Tak Ingin Kasus Kuningan Caang Terulang, ALAMKU Minta Kejati Jabar Supervisi Kasus Tunjangan DPRD
KUNINGAN (BM) - Aliansi Masyarakat Kuningan (ALAMKU) resmi mengajukan permohonan supervisi kepada Kejaksaan Tinggi (Kejati) Jawa Barat terkait penanganan dugaan penyimpangan dalam penetapan dan realisasi tunjangan perumahan serta tunjangan transportasi pimpinan dan anggota DPRD Kabupaten Kuningan.
Permohonan tersebut diajukan karena perkara yang kini tengah ditangani Kejaksaan Negeri (Kejari) Kuningan dinilai memiliki perhatian publik yang cukup besar. ALAMKU ingin memastikan proses penanganan perkara berjalan profesional, objektif, transparan, dan akuntabel.
Inisiator ALAMKU, Imam Royani, mengatakan permohonan supervisi tersebut bukan bentuk intervensi terhadap proses hukum yang sedang berjalan.
“Ini bukan bentuk intervensi terhadap kewenangan Kejari Kuningan. Justru kami ingin memastikan proses penanganan perkara berjalan sesuai koridor hukum, profesional, transparan, dan dapat dipertanggungjawabkan kepada publik,” ujar Imam.
Menurutnya, pengalaman penanganan sejumlah perkara sebelumnya menjadi salah satu alasan ALAMKU meminta adanya pengawasan dari tingkat yang lebih tinggi. Ia menyebut, jangan sampai kasus dugaan penyimpangan tunjangan DPRD Kuningan bernasib seperti persoalan proyek Kuningan Caang yang hingga kini masih menjadi perhatian masyarakat.

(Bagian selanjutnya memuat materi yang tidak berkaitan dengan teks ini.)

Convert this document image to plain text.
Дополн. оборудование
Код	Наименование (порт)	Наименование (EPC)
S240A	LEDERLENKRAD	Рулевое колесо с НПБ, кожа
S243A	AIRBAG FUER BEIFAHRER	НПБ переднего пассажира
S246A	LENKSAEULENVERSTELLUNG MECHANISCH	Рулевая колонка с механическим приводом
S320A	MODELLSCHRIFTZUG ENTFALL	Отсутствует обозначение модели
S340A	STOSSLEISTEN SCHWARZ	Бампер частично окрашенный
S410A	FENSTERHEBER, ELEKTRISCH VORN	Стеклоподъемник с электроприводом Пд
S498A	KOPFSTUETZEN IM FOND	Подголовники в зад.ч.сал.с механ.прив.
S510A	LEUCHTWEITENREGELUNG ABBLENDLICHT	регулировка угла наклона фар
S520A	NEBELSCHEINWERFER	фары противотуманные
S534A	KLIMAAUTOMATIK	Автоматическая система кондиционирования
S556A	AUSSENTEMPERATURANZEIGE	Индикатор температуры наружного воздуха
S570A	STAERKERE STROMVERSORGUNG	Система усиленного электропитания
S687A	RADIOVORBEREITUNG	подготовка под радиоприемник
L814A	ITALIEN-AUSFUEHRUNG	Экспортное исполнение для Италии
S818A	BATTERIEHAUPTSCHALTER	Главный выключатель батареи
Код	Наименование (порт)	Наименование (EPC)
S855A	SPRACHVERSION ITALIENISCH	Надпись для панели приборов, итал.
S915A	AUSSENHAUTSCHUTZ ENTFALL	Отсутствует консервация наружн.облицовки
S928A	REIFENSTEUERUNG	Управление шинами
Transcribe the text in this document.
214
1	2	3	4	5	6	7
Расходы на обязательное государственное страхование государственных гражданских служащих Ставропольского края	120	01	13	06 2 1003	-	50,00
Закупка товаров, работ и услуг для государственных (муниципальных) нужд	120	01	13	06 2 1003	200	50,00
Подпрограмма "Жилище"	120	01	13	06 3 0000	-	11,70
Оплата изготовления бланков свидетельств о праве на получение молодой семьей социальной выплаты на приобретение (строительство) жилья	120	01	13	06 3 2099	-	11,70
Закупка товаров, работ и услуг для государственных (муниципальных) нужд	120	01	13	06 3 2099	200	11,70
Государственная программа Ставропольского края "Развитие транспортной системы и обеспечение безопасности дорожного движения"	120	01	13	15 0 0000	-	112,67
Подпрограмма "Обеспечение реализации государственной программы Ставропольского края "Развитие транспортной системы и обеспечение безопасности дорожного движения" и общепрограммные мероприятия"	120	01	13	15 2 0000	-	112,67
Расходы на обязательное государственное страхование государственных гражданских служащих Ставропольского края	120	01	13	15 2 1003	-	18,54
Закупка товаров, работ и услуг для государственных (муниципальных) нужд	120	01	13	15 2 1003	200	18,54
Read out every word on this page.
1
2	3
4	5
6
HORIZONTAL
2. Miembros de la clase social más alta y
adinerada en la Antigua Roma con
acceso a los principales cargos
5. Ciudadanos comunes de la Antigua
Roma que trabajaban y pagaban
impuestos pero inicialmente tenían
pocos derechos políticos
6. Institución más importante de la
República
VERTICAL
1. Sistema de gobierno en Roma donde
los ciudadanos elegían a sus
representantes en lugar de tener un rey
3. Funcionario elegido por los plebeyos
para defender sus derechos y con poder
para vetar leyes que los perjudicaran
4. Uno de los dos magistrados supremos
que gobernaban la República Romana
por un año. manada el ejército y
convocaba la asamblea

“Jangan sampai kasus ini seperti Kuningan Caang. Masyarakat sudah mengawal, proses hukum berjalan, tetapi kemudian publik kehilangan kejelasan mengenai bagaimana ujung dari penanganannya. Karena itu, sejak awal kami ingin memastikan perkara ini dikawal secara serius sampai tuntas,” katanya.
Imam menegaskan, ALAMKU tidak ingin proses hukum terhadap dugaan penyimpangan tunjangan DPRD berhenti hanya pada pemeriksaan sejumlah pihak tanpa adanya kejelasan mengenai konstruksi perkara dan pertanggungjawaban hukum.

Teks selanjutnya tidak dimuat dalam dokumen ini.